Are there really many short-term or long-term benefits to unschooling? Is it a wise decision for the child? What are the pros and cons?
There are many unschooling benefits that people overlook. Since education begins at birth many don’t realize that children are already unschooled yet learning.
Unschooling reduces stress for both parents and children. With no pressure on learning, the stress of getting homework done on time, turning in assignments as required and mandatory attendance are all eliminated. Children will learn at their own pace and astonishingly these children want to learn.
Since these children want to learn they are much more likely to put effort into how things work, finishing a good book and figuring out math equations.

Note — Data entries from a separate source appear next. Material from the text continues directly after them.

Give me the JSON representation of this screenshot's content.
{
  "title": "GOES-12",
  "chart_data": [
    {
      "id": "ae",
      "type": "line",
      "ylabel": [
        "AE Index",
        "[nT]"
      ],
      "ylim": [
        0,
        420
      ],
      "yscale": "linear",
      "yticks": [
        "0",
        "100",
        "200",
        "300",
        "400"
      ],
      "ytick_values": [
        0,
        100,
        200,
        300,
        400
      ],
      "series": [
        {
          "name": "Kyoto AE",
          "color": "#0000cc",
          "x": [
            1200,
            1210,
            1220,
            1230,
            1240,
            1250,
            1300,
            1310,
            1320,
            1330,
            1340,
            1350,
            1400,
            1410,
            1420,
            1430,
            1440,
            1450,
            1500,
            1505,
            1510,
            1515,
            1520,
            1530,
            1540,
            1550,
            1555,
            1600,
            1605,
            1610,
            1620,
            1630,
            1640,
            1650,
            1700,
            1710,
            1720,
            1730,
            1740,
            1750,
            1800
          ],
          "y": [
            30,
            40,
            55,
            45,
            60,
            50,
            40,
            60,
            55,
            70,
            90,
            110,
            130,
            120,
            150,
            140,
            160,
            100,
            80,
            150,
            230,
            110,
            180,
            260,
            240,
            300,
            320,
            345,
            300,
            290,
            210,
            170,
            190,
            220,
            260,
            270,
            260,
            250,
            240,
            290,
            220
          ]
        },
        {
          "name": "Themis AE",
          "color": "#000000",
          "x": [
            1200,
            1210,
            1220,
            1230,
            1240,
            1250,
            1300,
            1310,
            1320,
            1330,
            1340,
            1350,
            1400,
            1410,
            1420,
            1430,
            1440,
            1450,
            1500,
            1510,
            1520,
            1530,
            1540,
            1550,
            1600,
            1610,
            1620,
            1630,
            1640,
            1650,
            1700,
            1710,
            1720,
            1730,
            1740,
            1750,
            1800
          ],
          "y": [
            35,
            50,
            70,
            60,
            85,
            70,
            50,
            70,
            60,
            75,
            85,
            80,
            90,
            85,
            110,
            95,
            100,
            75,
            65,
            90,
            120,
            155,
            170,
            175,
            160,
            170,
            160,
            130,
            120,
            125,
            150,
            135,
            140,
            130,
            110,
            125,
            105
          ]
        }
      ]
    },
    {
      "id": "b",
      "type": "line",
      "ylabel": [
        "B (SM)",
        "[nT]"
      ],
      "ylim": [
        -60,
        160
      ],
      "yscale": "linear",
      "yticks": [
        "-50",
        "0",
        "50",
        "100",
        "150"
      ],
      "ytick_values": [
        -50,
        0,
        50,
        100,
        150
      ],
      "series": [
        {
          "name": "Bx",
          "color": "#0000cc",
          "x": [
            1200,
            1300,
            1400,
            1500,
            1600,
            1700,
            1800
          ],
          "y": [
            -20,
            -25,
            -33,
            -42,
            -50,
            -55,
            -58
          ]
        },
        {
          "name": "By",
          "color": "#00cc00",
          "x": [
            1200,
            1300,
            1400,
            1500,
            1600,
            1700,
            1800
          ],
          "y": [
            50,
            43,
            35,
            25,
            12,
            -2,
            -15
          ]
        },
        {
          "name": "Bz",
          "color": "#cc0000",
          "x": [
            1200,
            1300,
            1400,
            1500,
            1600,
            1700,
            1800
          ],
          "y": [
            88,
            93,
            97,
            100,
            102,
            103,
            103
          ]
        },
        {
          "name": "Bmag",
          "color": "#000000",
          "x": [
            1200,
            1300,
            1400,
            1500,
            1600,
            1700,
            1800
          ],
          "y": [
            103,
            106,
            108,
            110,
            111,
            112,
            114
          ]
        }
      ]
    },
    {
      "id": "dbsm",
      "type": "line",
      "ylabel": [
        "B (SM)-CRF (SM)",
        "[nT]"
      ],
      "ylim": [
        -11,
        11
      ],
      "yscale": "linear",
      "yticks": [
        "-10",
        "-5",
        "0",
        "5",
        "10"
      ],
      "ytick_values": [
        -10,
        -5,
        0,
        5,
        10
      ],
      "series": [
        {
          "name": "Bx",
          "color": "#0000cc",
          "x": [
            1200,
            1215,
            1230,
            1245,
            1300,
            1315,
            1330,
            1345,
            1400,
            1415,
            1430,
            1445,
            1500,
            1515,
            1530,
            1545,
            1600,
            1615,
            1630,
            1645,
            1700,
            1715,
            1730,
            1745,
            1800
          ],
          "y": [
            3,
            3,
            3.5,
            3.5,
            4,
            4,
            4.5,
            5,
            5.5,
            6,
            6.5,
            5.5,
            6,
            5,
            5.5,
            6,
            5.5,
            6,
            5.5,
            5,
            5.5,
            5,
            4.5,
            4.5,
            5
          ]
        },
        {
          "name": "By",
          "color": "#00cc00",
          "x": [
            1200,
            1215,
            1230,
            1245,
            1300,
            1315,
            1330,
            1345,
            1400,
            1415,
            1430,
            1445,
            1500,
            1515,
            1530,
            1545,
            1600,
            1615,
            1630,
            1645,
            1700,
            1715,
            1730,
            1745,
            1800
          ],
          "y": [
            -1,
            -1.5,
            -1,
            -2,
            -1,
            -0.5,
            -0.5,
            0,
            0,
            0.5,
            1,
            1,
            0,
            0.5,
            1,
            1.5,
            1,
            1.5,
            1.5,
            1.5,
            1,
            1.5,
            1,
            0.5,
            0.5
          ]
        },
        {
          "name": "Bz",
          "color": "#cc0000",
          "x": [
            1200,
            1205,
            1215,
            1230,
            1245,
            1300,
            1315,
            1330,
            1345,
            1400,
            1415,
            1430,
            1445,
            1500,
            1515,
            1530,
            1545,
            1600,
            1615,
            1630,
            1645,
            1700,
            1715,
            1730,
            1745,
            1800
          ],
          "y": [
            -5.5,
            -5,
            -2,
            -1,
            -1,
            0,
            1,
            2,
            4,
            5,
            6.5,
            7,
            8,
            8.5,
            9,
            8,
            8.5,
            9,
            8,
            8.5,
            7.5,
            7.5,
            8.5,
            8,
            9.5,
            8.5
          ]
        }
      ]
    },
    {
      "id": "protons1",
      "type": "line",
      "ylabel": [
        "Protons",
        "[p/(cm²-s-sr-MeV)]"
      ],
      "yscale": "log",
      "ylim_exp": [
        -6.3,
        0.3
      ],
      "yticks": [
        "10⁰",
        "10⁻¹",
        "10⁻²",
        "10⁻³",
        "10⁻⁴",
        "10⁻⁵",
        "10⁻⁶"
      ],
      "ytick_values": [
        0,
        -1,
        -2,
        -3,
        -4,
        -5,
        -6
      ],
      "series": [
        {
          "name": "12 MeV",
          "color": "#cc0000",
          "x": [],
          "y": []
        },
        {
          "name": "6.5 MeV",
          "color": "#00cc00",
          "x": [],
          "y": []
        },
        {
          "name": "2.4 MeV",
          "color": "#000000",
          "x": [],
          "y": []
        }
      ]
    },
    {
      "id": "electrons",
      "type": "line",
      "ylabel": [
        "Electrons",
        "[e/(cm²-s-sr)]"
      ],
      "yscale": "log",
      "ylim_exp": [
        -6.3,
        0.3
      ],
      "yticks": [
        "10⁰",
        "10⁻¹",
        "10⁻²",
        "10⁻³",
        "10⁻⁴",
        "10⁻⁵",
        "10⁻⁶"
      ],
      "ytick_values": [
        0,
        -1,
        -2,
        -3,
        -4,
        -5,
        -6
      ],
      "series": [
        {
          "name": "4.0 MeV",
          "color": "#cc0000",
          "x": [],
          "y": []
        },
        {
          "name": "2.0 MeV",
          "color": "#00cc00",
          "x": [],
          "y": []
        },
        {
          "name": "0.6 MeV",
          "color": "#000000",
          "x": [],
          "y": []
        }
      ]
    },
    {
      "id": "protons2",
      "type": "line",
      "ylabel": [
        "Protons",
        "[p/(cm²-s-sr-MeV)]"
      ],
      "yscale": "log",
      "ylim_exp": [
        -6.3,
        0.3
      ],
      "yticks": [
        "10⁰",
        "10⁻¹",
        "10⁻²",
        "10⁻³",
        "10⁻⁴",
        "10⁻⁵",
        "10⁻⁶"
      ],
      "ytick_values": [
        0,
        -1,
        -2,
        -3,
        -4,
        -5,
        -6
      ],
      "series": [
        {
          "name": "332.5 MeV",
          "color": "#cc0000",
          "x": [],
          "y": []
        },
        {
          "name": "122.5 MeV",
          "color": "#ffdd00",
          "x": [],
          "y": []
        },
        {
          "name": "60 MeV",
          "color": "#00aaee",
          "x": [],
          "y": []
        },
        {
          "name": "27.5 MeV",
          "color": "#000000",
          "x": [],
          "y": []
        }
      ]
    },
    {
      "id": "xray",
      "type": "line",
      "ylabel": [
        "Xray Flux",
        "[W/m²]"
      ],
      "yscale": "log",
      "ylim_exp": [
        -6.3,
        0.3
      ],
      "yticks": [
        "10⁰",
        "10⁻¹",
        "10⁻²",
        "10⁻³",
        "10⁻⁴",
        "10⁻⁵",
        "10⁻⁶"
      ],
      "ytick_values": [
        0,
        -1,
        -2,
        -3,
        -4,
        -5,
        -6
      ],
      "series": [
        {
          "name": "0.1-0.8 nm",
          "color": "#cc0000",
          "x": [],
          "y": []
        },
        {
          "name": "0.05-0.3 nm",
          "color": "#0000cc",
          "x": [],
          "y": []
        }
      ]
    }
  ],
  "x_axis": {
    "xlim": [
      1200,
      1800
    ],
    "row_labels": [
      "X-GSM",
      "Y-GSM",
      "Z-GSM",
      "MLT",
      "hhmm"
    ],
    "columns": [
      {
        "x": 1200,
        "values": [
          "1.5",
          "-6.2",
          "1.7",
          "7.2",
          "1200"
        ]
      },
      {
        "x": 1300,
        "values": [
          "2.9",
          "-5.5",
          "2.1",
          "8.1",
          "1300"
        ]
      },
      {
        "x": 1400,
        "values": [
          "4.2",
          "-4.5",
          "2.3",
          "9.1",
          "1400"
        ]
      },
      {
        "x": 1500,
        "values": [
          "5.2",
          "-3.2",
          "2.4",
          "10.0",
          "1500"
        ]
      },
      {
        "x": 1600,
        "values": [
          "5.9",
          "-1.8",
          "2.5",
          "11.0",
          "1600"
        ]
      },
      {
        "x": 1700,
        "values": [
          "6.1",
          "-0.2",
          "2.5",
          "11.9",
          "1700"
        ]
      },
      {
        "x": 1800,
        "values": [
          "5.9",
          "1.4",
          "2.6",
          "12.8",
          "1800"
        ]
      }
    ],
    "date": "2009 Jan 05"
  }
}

Unschoolers tend to get more rest and be more involved in their communities as well as extra curricular activities. Taking away the embarrassment of changing for PE by allowing these students to choose from such classes as Ballet, Tai Kwon Do, other Martial Arts classes or cross country or sports offerings reduces a lot of stress as well.

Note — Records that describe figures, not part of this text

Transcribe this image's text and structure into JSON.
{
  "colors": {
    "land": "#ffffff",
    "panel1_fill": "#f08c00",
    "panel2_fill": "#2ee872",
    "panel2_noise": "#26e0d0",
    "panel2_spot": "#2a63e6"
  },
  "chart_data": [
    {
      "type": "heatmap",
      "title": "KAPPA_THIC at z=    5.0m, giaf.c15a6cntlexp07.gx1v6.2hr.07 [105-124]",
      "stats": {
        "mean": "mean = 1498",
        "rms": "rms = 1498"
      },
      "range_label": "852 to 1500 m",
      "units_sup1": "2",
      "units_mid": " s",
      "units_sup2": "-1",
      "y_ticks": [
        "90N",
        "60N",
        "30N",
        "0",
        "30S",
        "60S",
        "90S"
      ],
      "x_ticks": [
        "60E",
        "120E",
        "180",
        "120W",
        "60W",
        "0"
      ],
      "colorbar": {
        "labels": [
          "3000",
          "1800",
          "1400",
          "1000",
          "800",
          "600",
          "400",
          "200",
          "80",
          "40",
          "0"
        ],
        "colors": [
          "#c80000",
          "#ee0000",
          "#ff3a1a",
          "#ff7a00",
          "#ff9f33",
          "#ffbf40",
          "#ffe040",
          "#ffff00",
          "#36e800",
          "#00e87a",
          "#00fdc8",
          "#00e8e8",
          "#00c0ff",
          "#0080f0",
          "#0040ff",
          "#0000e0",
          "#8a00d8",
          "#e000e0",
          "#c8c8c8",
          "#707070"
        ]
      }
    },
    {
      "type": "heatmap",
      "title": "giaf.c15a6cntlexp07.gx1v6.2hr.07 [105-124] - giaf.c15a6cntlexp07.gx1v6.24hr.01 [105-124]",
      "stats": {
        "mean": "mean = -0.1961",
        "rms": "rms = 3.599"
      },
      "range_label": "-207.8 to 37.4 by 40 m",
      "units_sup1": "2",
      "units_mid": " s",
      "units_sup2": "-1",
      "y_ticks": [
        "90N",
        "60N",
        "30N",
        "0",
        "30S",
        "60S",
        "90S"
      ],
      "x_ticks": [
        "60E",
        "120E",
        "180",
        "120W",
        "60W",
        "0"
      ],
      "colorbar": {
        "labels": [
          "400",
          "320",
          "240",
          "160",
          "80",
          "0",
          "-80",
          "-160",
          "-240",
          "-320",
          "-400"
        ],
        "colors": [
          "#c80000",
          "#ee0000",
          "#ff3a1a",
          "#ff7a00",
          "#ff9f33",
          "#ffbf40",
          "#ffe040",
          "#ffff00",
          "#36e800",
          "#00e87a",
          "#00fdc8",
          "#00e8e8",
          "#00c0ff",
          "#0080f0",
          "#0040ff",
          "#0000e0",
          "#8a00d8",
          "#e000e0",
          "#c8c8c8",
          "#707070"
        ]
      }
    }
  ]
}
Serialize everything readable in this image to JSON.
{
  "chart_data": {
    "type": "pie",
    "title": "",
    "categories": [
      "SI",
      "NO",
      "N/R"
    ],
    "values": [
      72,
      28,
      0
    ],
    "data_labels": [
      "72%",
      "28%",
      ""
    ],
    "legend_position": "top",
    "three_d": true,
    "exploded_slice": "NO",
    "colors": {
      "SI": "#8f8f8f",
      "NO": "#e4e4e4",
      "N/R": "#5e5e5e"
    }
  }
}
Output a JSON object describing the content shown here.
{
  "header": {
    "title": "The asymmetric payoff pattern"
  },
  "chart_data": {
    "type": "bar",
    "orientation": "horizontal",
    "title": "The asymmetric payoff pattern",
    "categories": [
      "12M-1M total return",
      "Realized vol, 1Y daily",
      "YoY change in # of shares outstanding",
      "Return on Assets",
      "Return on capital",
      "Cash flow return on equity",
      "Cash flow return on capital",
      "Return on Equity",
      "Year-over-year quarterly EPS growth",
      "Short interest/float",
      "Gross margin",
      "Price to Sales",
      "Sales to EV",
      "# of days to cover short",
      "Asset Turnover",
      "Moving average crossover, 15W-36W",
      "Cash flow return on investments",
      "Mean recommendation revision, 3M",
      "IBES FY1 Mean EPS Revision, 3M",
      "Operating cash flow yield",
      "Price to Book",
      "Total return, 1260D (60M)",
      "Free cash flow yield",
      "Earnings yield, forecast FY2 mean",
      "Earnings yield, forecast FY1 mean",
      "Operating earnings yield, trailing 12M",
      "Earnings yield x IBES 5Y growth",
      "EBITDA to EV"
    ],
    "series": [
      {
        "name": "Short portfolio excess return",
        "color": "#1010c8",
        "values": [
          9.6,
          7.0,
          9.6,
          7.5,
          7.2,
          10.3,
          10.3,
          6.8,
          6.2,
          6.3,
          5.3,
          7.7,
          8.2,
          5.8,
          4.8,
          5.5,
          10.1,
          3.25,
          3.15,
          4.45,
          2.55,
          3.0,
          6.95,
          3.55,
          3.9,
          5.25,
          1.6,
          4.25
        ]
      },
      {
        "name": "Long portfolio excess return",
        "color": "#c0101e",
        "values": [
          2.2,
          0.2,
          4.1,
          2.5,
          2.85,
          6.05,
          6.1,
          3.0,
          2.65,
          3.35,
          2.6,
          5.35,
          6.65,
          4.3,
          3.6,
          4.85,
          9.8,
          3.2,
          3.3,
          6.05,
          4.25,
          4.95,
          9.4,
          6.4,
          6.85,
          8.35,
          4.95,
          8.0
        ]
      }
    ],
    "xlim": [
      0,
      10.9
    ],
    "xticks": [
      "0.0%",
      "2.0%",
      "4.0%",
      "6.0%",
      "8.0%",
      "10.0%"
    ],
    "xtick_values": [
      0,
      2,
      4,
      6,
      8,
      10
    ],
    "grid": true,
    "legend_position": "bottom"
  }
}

Students who are unschooled are still being educated contrary to popular belief. It’s easy to identify a homeschooler by their good manners and desire to learn more about any topic.
While other children are having to struggle with issues of who is the teachers pet and who gets to sit next to the cute girl in class they are being distracted from their learning.

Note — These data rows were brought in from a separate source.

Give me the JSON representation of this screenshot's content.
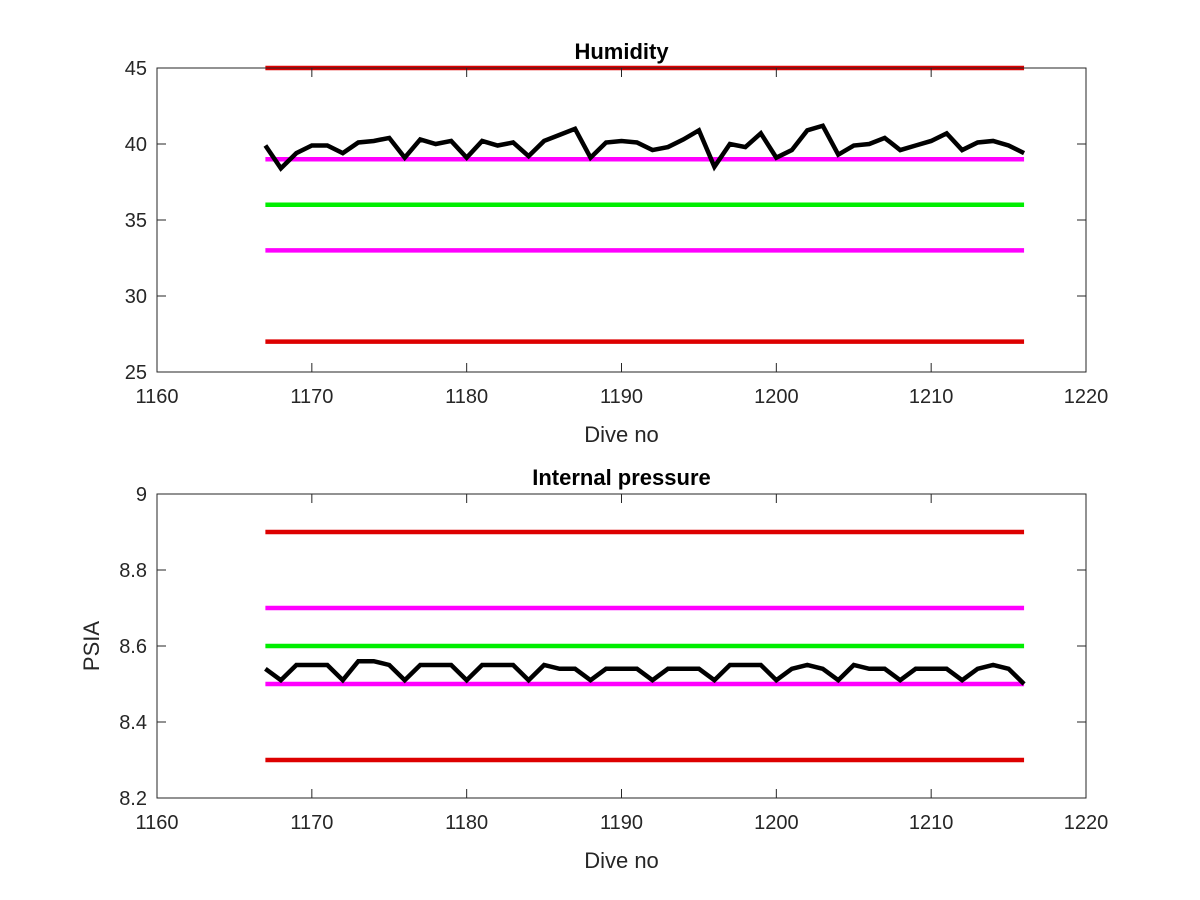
{
  "chart_data": [
    {
      "type": "line",
      "title": "Humidity",
      "xlabel": "Dive no",
      "ylabel": "",
      "xlim": [
        1160,
        1220
      ],
      "ylim": [
        25,
        45
      ],
      "xticks": [
        1160,
        1170,
        1180,
        1190,
        1200,
        1210,
        1220
      ],
      "yticks": [
        25,
        30,
        35,
        40,
        45
      ],
      "grid": false,
      "thresholds": [
        {
          "value": 45,
          "color": "#dd0000",
          "x": [
            1167,
            1216
          ]
        },
        {
          "value": 39,
          "color": "#ff00ff",
          "x": [
            1167,
            1216
          ]
        },
        {
          "value": 36,
          "color": "#00ee00",
          "x": [
            1167,
            1216
          ]
        },
        {
          "value": 33,
          "color": "#ff00ff",
          "x": [
            1167,
            1216
          ]
        },
        {
          "value": 27,
          "color": "#dd0000",
          "x": [
            1167,
            1216
          ]
        }
      ],
      "series": [
        {
          "color": "#000000",
          "x": [
            1167,
            1168,
            1169,
            1170,
            1171,
            1172,
            1173,
            1174,
            1175,
            1176,
            1177,
            1178,
            1179,
            1180,
            1181,
            1182,
            1183,
            1184,
            1185,
            1186,
            1187,
            1188,
            1189,
            1190,
            1191,
            1192,
            1193,
            1194,
            1195,
            1196,
            1197,
            1198,
            1199,
            1200,
            1201,
            1202,
            1203,
            1204,
            1205,
            1206,
            1207,
            1208,
            1209,
            1210,
            1211,
            1212,
            1213,
            1214,
            1215,
            1216
          ],
          "y": [
            39.9,
            38.4,
            39.4,
            39.9,
            39.9,
            39.4,
            40.1,
            40.2,
            40.4,
            39.1,
            40.3,
            40.0,
            40.2,
            39.1,
            40.2,
            39.9,
            40.1,
            39.2,
            40.2,
            40.6,
            41.0,
            39.1,
            40.1,
            40.2,
            40.1,
            39.6,
            39.8,
            40.3,
            40.9,
            38.5,
            40.0,
            39.8,
            40.7,
            39.1,
            39.6,
            40.9,
            41.2,
            39.3,
            39.9,
            40.0,
            40.4,
            39.6,
            39.9,
            40.2,
            40.7,
            39.6,
            40.1,
            40.2,
            39.9,
            39.4
          ]
        }
      ]
    },
    {
      "type": "line",
      "title": "Internal pressure",
      "xlabel": "Dive no",
      "ylabel": "PSIA",
      "xlim": [
        1160,
        1220
      ],
      "ylim": [
        8.2,
        9
      ],
      "xticks": [
        1160,
        1170,
        1180,
        1190,
        1200,
        1210,
        1220
      ],
      "yticks": [
        8.2,
        8.4,
        8.6,
        8.8,
        9
      ],
      "grid": false,
      "thresholds": [
        {
          "value": 8.9,
          "color": "#dd0000",
          "x": [
            1167,
            1216
          ]
        },
        {
          "value": 8.7,
          "color": "#ff00ff",
          "x": [
            1167,
            1216
          ]
        },
        {
          "value": 8.6,
          "color": "#00ee00",
          "x": [
            1167,
            1216
          ]
        },
        {
          "value": 8.5,
          "color": "#ff00ff",
          "x": [
            1167,
            1216
          ]
        },
        {
          "value": 8.3,
          "color": "#dd0000",
          "x": [
            1167,
            1216
          ]
        }
      ],
      "series": [
        {
          "color": "#000000",
          "x": [
            1167,
            1168,
            1169,
            1170,
            1171,
            1172,
            1173,
            1174,
            1175,
            1176,
            1177,
            1178,
            1179,
            1180,
            1181,
            1182,
            1183,
            1184,
            1185,
            1186,
            1187,
            1188,
            1189,
            1190,
            1191,
            1192,
            1193,
            1194,
            1195,
            1196,
            1197,
            1198,
            1199,
            1200,
            1201,
            1202,
            1203,
            1204,
            1205,
            1206,
            1207,
            1208,
            1209,
            1210,
            1211,
            1212,
            1213,
            1214,
            1215,
            1216
          ],
          "y": [
            8.54,
            8.51,
            8.55,
            8.55,
            8.55,
            8.51,
            8.56,
            8.56,
            8.55,
            8.51,
            8.55,
            8.55,
            8.55,
            8.51,
            8.55,
            8.55,
            8.55,
            8.51,
            8.55,
            8.54,
            8.54,
            8.51,
            8.54,
            8.54,
            8.54,
            8.51,
            8.54,
            8.54,
            8.54,
            8.51,
            8.55,
            8.55,
            8.55,
            8.51,
            8.54,
            8.55,
            8.54,
            8.51,
            8.55,
            8.54,
            8.54,
            8.51,
            8.54,
            8.54,
            8.54,
            8.51,
            8.54,
            8.55,
            8.54,
            8.5
          ]
        }
      ]
    }
  ]
}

Unschooling benefits students by eliminating such trivial arguments and focusing more on what the child is seeking to learn.
Unschooling isn’t a non supervised educational program. Many parents actually follow a loosely based curriculum and help their child focus on the core subjects that make up public school.
Unschoolers are enthusiastic about school on a daily basis. If they choose to stay up late to complete some task or work they are given that opportunity. Unschooling benefits the family in so many ways and allows so much more family time.